There is an injunction that could be applied as well to ministers as to gamblers or even smokers: quit while you're ahead. Unfortunately, it is not advice this Government always understands.
Last summer England joined Scotland and much of Europe when the long-heralded law banning smoking in public places finally came into effect. We would have preferred a ban that was driven by the market, rather than by legislative diktat: one that pubs and clubs – say – would choose to impose because they attracted more custom that way, rather than because the Government told them to.
In the event, though, the move seemed to chime with the public mood. The prohibition has been widely observed, with relatively few businesses complaining that profits have declined. Smoking is reported to be down sharply, which should be good for the nation's health.
Then last autumn, in an effort designed specifically to cut the number of young smokers, the legal minimum age for buying tobacco was increased from 16 to 18. Bringing the law on tobacco into line with that for alcohol seemed an entirely sensible move. And again, aside from a few predictable grumbles, the change seemed to be quickly accepted.
Now, though, the Government – in the person of the minister for public health, Dawn Primarolo – seems to be pressing its case too far. Among the new measures she is considering to discourage young smokers is a requirement that shops remove cigarettes and tobacco products from view. Shops would have to sell tobacco literally under the counter.

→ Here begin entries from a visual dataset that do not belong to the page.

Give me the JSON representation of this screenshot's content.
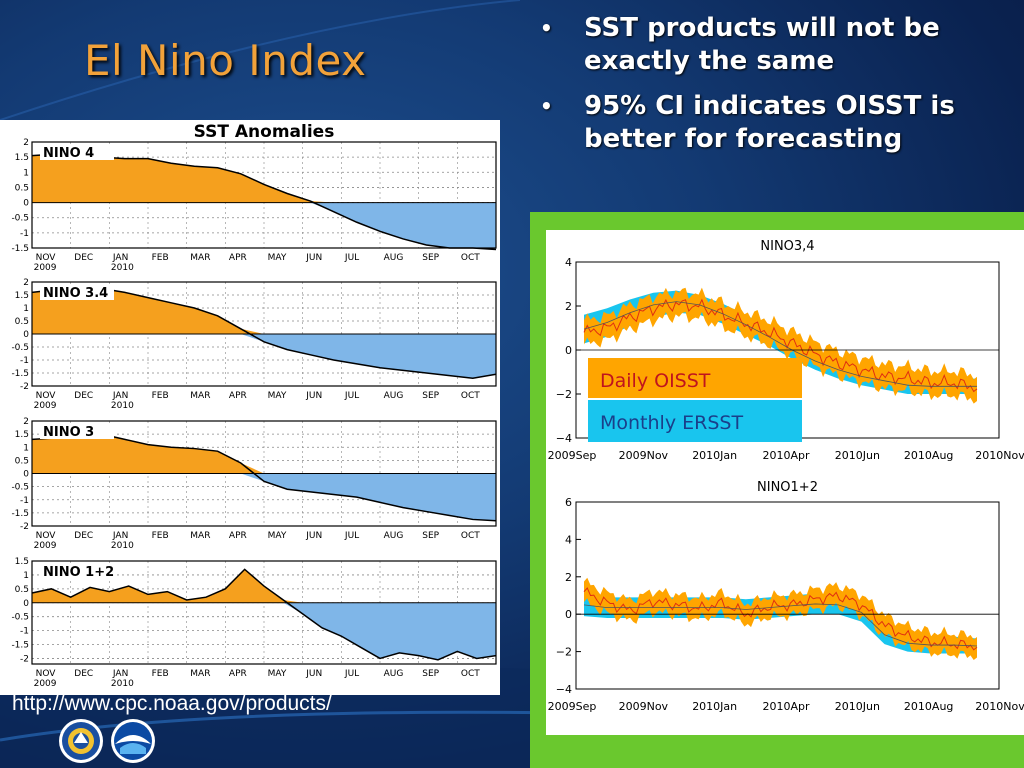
{
  "slide": {
    "title": "El Nino Index",
    "bullets": [
      "SST products will not be exactly the same",
      "95% CI indicates OISST is better for forecasting"
    ],
    "source_url": "http://www.cpc.noaa.gov/products/"
  },
  "colors": {
    "positive_fill": "#f5a01e",
    "negative_fill": "#7fb6e8",
    "oisst": "#ffa500",
    "ersst_band": "#19c5ee",
    "red_line": "#e03010",
    "title": "#f2a23a",
    "panel_border": "#6ac82e"
  },
  "icons": [
    "doc-seal-icon",
    "noaa-logo-icon"
  ],
  "chart_data": [
    {
      "type": "area",
      "title": "SST Anomalies",
      "x_labels_top": [
        "NOV",
        "DEC",
        "JAN",
        "FEB",
        "MAR",
        "APR",
        "MAY",
        "JUN",
        "JUL",
        "AUG",
        "SEP",
        "OCT"
      ],
      "x_labels_bottom": [
        "2009",
        "",
        "2010",
        "",
        "",
        "",
        "",
        "",
        "",
        "",
        "",
        ""
      ],
      "panels": [
        {
          "name": "NINO 4",
          "yticks": [
            "2",
            "1.5",
            "1",
            "0.5",
            "0",
            "-0.5",
            "-1",
            "-1.5"
          ],
          "ylim": [
            -1.5,
            2
          ],
          "values": [
            1.55,
            1.6,
            1.55,
            1.5,
            1.45,
            1.45,
            1.3,
            1.2,
            1.15,
            0.95,
            0.6,
            0.3,
            0.05,
            -0.3,
            -0.65,
            -0.95,
            -1.2,
            -1.4,
            -1.5,
            -1.5,
            -1.55
          ]
        },
        {
          "name": "NINO 3.4",
          "yticks": [
            "2",
            "1.5",
            "1",
            "0.5",
            "0",
            "-0.5",
            "-1",
            "-1.5",
            "-2"
          ],
          "ylim": [
            -2,
            2
          ],
          "values": [
            1.6,
            1.7,
            1.8,
            1.75,
            1.6,
            1.4,
            1.2,
            1.0,
            0.7,
            0.2,
            -0.3,
            -0.6,
            -0.8,
            -1.0,
            -1.15,
            -1.3,
            -1.4,
            -1.5,
            -1.6,
            -1.7,
            -1.55
          ]
        },
        {
          "name": "NINO 3",
          "yticks": [
            "2",
            "1.5",
            "1",
            "0.5",
            "0",
            "-0.5",
            "-1",
            "-1.5",
            "-2"
          ],
          "ylim": [
            -2,
            2
          ],
          "values": [
            1.3,
            1.35,
            1.45,
            1.5,
            1.3,
            1.1,
            1.0,
            0.95,
            0.85,
            0.4,
            -0.3,
            -0.6,
            -0.7,
            -0.8,
            -0.9,
            -1.1,
            -1.3,
            -1.45,
            -1.6,
            -1.75,
            -1.8
          ]
        },
        {
          "name": "NINO 1+2",
          "yticks": [
            "1.5",
            "1",
            "0.5",
            "0",
            "-0.5",
            "-1",
            "-1.5",
            "-2"
          ],
          "ylim": [
            -2.2,
            1.5
          ],
          "values": [
            0.35,
            0.5,
            0.2,
            0.55,
            0.4,
            0.6,
            0.3,
            0.4,
            0.1,
            0.2,
            0.5,
            1.2,
            0.6,
            0.1,
            -0.4,
            -0.9,
            -1.2,
            -1.6,
            -2.0,
            -1.8,
            -1.9,
            -2.05,
            -1.75,
            -2.0,
            -1.9
          ]
        }
      ]
    },
    {
      "type": "line",
      "title": "NINO3,4",
      "x_ticks": [
        "2009Sep",
        "2009Nov",
        "2010Jan",
        "2010Apr",
        "2010Jun",
        "2010Aug",
        "2010Nov"
      ],
      "ylim": [
        -4,
        4
      ],
      "yticks": [
        "4",
        "2",
        "0",
        "−2",
        "−4"
      ],
      "legend": [
        "Daily OISST",
        "Monthly ERSST"
      ],
      "series": [
        {
          "name": "Daily OISST",
          "values": [
            0.8,
            1.0,
            1.5,
            1.9,
            2.1,
            2.0,
            1.6,
            1.2,
            0.8,
            0.3,
            -0.2,
            -0.6,
            -0.9,
            -1.2,
            -1.3,
            -1.5,
            -1.5,
            -1.7
          ]
        },
        {
          "name": "Monthly ERSST",
          "upper": [
            1.6,
            1.9,
            2.3,
            2.6,
            2.7,
            2.5,
            2.1,
            1.6,
            1.0,
            0.4,
            -0.1,
            -0.5,
            -0.8,
            -1.0,
            -1.2,
            -1.3,
            -1.3,
            -1.3
          ],
          "lower": [
            0.3,
            0.6,
            1.1,
            1.5,
            1.7,
            1.6,
            1.2,
            0.7,
            0.2,
            -0.4,
            -0.9,
            -1.3,
            -1.6,
            -1.8,
            -2.0,
            -2.0,
            -2.0,
            -2.0
          ]
        }
      ]
    },
    {
      "type": "line",
      "title": "NINO1+2",
      "x_ticks": [
        "2009Sep",
        "2009Nov",
        "2010Jan",
        "2010Apr",
        "2010Jun",
        "2010Aug",
        "2010Nov"
      ],
      "ylim": [
        -4,
        6
      ],
      "yticks": [
        "6",
        "4",
        "2",
        "0",
        "−2",
        "−4"
      ],
      "series": [
        {
          "name": "Daily OISST",
          "values": [
            1.2,
            0.6,
            0.2,
            0.7,
            0.5,
            0.3,
            0.6,
            0.0,
            0.4,
            0.5,
            0.8,
            1.0,
            0.5,
            -0.6,
            -1.2,
            -1.5,
            -1.6,
            -1.7
          ]
        },
        {
          "name": "Monthly ERSST",
          "upper": [
            1.1,
            0.9,
            0.9,
            0.9,
            0.9,
            0.9,
            0.9,
            0.8,
            0.9,
            1.0,
            1.1,
            1.0,
            0.6,
            -0.6,
            -1.1,
            -1.2,
            -1.2,
            -1.3
          ],
          "lower": [
            -0.1,
            -0.2,
            -0.2,
            -0.2,
            -0.2,
            -0.2,
            -0.2,
            -0.3,
            -0.2,
            -0.1,
            0.0,
            0.0,
            -0.4,
            -1.6,
            -2.0,
            -2.1,
            -2.1,
            -2.1
          ]
        }
      ]
    }
  ]
}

The thinking is that invisibility would reduce the temptation: out of sight and out of mind. We wonder, though, whether it might not rather introduce an additional element of desirability, as cigarettes came to be seen even more as forbidden fruit. By all means require cigarettes to be kept beyond reach behind the counter – they are mostly there already. Having to ask for them may make the purchaser think twice and gives the sales assistant time to verify ID if necessary.
So long as tobacco – and, for that matter, alcohol – are legal, however, it is ridiculous to suggest that there should be a ban on displaying them. Temptation and choice are integral to marketing and consumption in the modern world. Coping with that is part of being an adult.
If there is any tightening up to be done, it is in enforcing the existing age restriction on buyers, whether of cigarettes or alcohol. Shopkeepers caught selling to minors – either because they are careless or feel intimidated – should be subject to the full force of the law. Selling cigarettes and tobacco under the counter would be every bit as reprehensible as it sounds.